Ao escrever «o amor depois do amor», recorro a um velho truque dos estudantes de Letras, que é usar a mesma palavra em dois sentidos diferentes. Por outro lado, espero não cair na armadilha dos doutrinários, que é simplesmente dizer que um amor é falso, e o outro, verdadeiro. Não: são duas experiências verdadeiras, ainda que seja verdade que a segunda é mais fácil de explicar — e é exatamente isso que torna a primeira tão interessante.

(Devo esclarecer que o título do texto não é uma referência à famosa canção de Fito Páez da qual tanto gostei na minha adolescência. E se você quiser saber se ainda gosto dessa pérola da breguice, I neither confirm nor deny these allegations.)

2 O primeiro amor

O exemplo clássico do primeiro amor está na história de Tristão e Isolda. A história quer que você acredite que Tristão, o cavaleiro mais forte, o matador de dragões, roubou a esposa prometida do tio, o rei Marc, por causa de uma poção do amor. A história quer que você acredite que Isolda, princesa da Irlanda, se apaixonou pelo maior cavaleiro, pelo matador de dragões, pelo homem que derrotou o irmão dela num duelo, por causa de uma poção de amor.

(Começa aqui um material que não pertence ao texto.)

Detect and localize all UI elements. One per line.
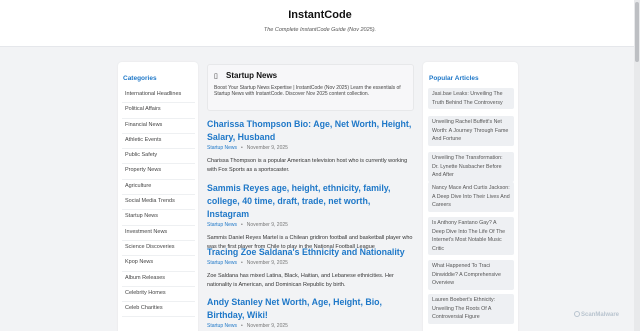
popular-article-link[interactable]: What Happened To Traci Dinwiddie? A Comp…	[428, 260, 514, 290]
post-date: November 9, 2025	[246, 323, 288, 329]
post-excerpt: Charissa Thompson is a popular American …	[207, 158, 408, 173]
meta-separator: •	[241, 222, 243, 228]
post-category-link[interactable]: Startup News	[207, 145, 237, 151]
category-link[interactable]: Financial News	[122, 119, 195, 134]
category-link[interactable]: Property News	[122, 164, 195, 180]
post-meta: Startup News • November 9, 2025	[207, 145, 414, 151]
post-title-link[interactable]: Tracing Zoe Saldana's Ethnicity and Nati…	[207, 246, 414, 259]
meta-separator: •	[241, 145, 243, 151]
category-link[interactable]: Public Safety	[122, 149, 195, 165]
category-link[interactable]: Political Affairs	[122, 103, 195, 119]
category-link[interactable]: Celeb Charities	[122, 302, 195, 318]
watermark: ScanMalware	[574, 311, 619, 318]
popular-articles-sidebar: Popular Articles Jasi.bae Leaks: Unveili…	[423, 62, 518, 331]
post-date: November 9, 2025	[246, 145, 288, 151]
post-card: Andy Stanley Net Worth, Age, Height, Bio…	[207, 296, 414, 329]
category-intro: ▯ Startup News Boost Your Startup News E…	[207, 64, 414, 111]
site-tagline: The Complete InstantCode Guide (Nov 2025…	[263, 27, 377, 33]
category-link[interactable]: Celebrity Homes	[122, 287, 195, 303]
post-card: Sammis Reyes age, height, ethnicity, fam…	[207, 182, 414, 251]
post-category-link[interactable]: Startup News	[207, 222, 237, 228]
category-link[interactable]: Album Releases	[122, 272, 195, 287]
popular-article-link[interactable]: Unveiling The Transformation: Dr. Lynett…	[428, 152, 514, 182]
shield-icon	[574, 311, 580, 317]
folder-icon: ▯	[214, 73, 218, 80]
scrollbar-thumb[interactable]	[635, 2, 639, 62]
post-card: Tracing Zoe Saldana's Ethnicity and Nati…	[207, 246, 414, 289]
categories-heading: Categories	[123, 75, 157, 82]
site-title[interactable]: InstantCode	[0, 9, 640, 21]
popular-article-link[interactable]: Is Anthony Fantano Gay? A Deep Dive Into…	[428, 217, 514, 255]
watermark-text: ScanMalware	[581, 312, 620, 318]
category-link[interactable]: Startup News	[122, 210, 195, 226]
meta-separator: •	[241, 323, 243, 329]
category-link[interactable]: Science Discoveries	[122, 241, 195, 257]
popular-articles-heading: Popular Articles	[429, 75, 479, 82]
main-content: ▯ Startup News Boost Your Startup News E…	[200, 62, 420, 331]
popular-article-link[interactable]: Jasi.bae Leaks: Unveiling The Truth Behi…	[428, 88, 514, 109]
post-date: November 9, 2025	[246, 260, 288, 266]
category-link[interactable]: Athletic Events	[122, 134, 195, 150]
post-title-link[interactable]: Sammis Reyes age, height, ethnicity, fam…	[207, 182, 414, 221]
popular-article-link[interactable]: Unveiling Rachel Buffett's Net Worth: A …	[428, 116, 514, 146]
post-title-link[interactable]: Charissa Thompson Bio: Age, Net Worth, H…	[207, 118, 414, 144]
category-link[interactable]: International Headlines	[122, 88, 195, 104]
category-link[interactable]: Social Media Trends	[122, 195, 195, 211]
post-category-link[interactable]: Startup News	[207, 260, 237, 266]
post-category-link[interactable]: Startup News	[207, 323, 237, 329]
post-meta: Startup News • November 9, 2025	[207, 323, 414, 329]
categories-sidebar: Categories International Headlines Polit…	[118, 62, 198, 331]
post-date: November 9, 2025	[246, 222, 288, 228]
post-excerpt: Zoe Saldana has mixed Latina, Black, Hai…	[207, 273, 394, 288]
category-title: Startup News	[226, 71, 278, 80]
category-link[interactable]: Agriculture	[122, 180, 195, 196]
post-meta: Startup News • November 9, 2025	[207, 260, 414, 266]
meta-separator: •	[241, 260, 243, 266]
post-meta: Startup News • November 9, 2025	[207, 222, 414, 228]
category-link[interactable]: Investment News	[122, 226, 195, 241]
popular-article-link[interactable]: Lauren Boebert's Ethnicity: Unveiling Th…	[428, 294, 514, 324]
category-link[interactable]: Kpop News	[122, 256, 195, 272]
popular-article-link[interactable]: Nancy Mace And Curtis Jackson: A Deep Di…	[428, 182, 514, 212]
site-header: InstantCode The Complete InstantCode Gui…	[0, 0, 640, 47]
post-card: Charissa Thompson Bio: Age, Net Worth, H…	[207, 118, 414, 174]
categories-list: International Headlines Political Affair…	[122, 88, 195, 318]
page-scrollbar[interactable]	[634, 0, 640, 331]
category-description: Boost Your Startup News Expertise | Inst…	[214, 85, 401, 98]
post-title-link[interactable]: Andy Stanley Net Worth, Age, Height, Bio…	[207, 296, 414, 322]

Era o ano de 1996 quando li isso pela primeira vez. Eu tinha 18 anos, fazia frio em Nova York, o professor Charles Affron tinha pedido que lêssemos a tradução inglesa da versão de Béroul. Com fumacinha saindo do nariz por causa do frio, eu caminhava por Washington Square pensando que, pela primeira vez na vida, eu estava desconfiando de uma história. Eu achava que aquilo tudo estava muito mal contado.

Décadas depois, fui descobrir que Roger Scruton, ao comentar a ópera (drama musical, vá lá) Tristão e Isolda, de Wagner, pensava a mesma coisa. Scruton escreve belas páginas para explicar que o amor de Tristão e Isolda nasceu de um encontro de olhares dos dois.

Devo dizer: se você já teve a experiência de, acidentalmente, cruzar o olhar com alguém, e os dois manterem o olhar assim, enganchado… Se não teve, posso usar o argumento popularesco número 1: estudos apontam que pessoas que, mesmo deliberadamente, olham nos olhos uma da outra desenvolvem conexões muito intensas. Num estudo desses, dois participantes acabaram se casando.

Esse enganchamento de olhares — e aí a expressão é minha — é que teria explicado a conexão entre Tristão e Isolda. Richard Wagner e Roger Scruton não caíram no conto da poção.

O filme Asako I & II começa com algumas crianças brincando de soltar fogos de artifício em pleno dia, e, segundos depois, temos o enganchamento de olhares entre Asako e Baku.

Sim, claro, os fogos de artifício devem simbolizar muita coisa, como a efemeridade do que está por vir. E, como no caso de Tristão e Isolda, com ou sem poção, como no caso dos flechados por Cupido, como no caso do verso de Vinícius de Moraes que diz que «todo grande amor só é bem grande se for triste», não há futuro para os dois amantes.

Porém, há uma diferença crucial, que aproxima Asako I & II de filmes como Two Lovers, de James Gray, e A flor do meu segredo, de Pedro Almodóvar: o que temos não é a épica história de dois amantes contra o mundo, mas a história de uma pessoa que, abandonada, se depara com o desafio de continuar vivendo depois de ter experimentado algo… místico.